Le grand retour de la figure humaine
« Dans l’art, la figure humaine a retrouvé une place qu’elle avait perdue depuis des années », estime le galeriste Frank Prazan. Ce spécialiste des grands maîtres européens, réputé pour son tropisme vers l’art abstrait, présente au Salon une aquarelle figurative d’Henri Michaux, Au pays de la magie (1939), réalisée en parallèle au recueil de textes éponyme. Elle illustre ce terrifiant passage : « Là les malfaiteurs, pris en flagrant délit, ont le visage arraché sur-le-champ. Le mage bourreau aussitôt arrive… Le lendemain, un énorme, rond caillot croûteux s’est formé qui ne peut inspirer que l’épouvante, Qui en a vu un se le rappelle à tout jamais. » Une figure humaine difficile à regarder mais pourtant célèbre, exposée dans de nombreuses rétrospectives de l’artiste, du Guggenheim de New York au Centre Pompidou. « Elle est à la confluence du surréalisme et de l’art informel. À la veille du cataclysme de la Seconde Guerre Mondiale, elle traite, comme Jean Fautrier avec ses Otages de l’immédiat après-guerre, la figure humaine réduite à la douleur, à l’état de chose, mais qui trouve à s’exprimer au-delà des mots. Jean Fautrier, Jean Dubuffet sont dans cette même veine. Sans eux je pense, George Baselitz ne serait pas l’artiste incontournable qu’il est aujourd’hui. »

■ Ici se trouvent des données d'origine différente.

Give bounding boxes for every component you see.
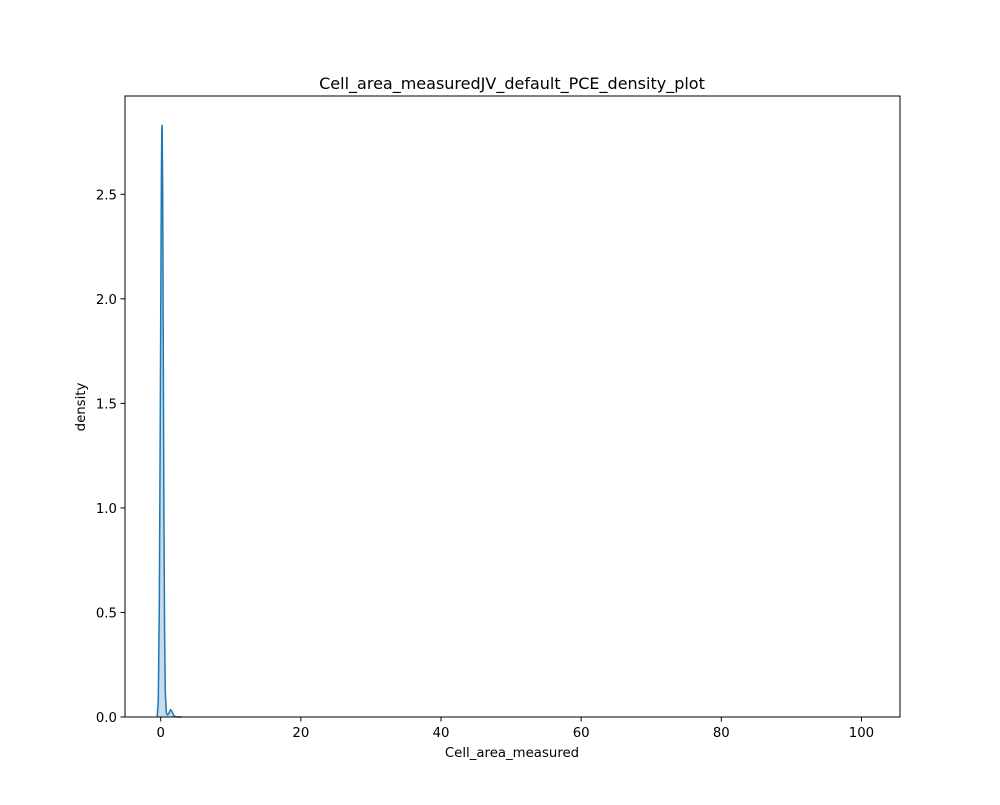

Quel que soit le type de portrait qui vous tente, conservez à l’esprit que sur le marché du dessin comme dans les autres secteurs du marché de l’art, la provenance de l’œuvre a une grande importance. La prime va aux grandes collections ou, mieux, à une œuvre inédite, comme le portrait de Simon Vouet, resté plus de trois siècles dans la même famille. Autre critère essentiel : l’état de l’œuvre. Les restaurations, déjà réalisées ou restant à faire, sont souvent des opérations risquées, car le papier est une matière fragile. Certains grands marchands sont intraitables sur l’état des « feuilles ». Si vous pensez revendre un jour votre œuvre, le » rapport d’état » est indispensable. Si l‘œuvre est très belle, très ancienne et d’un grand artiste, quelques usures peuvent être tolérées, mais partir de la fin du XVIIIe siècle et a fortiori pour des œuvres modernes et contemporaines, la perfection fait loi.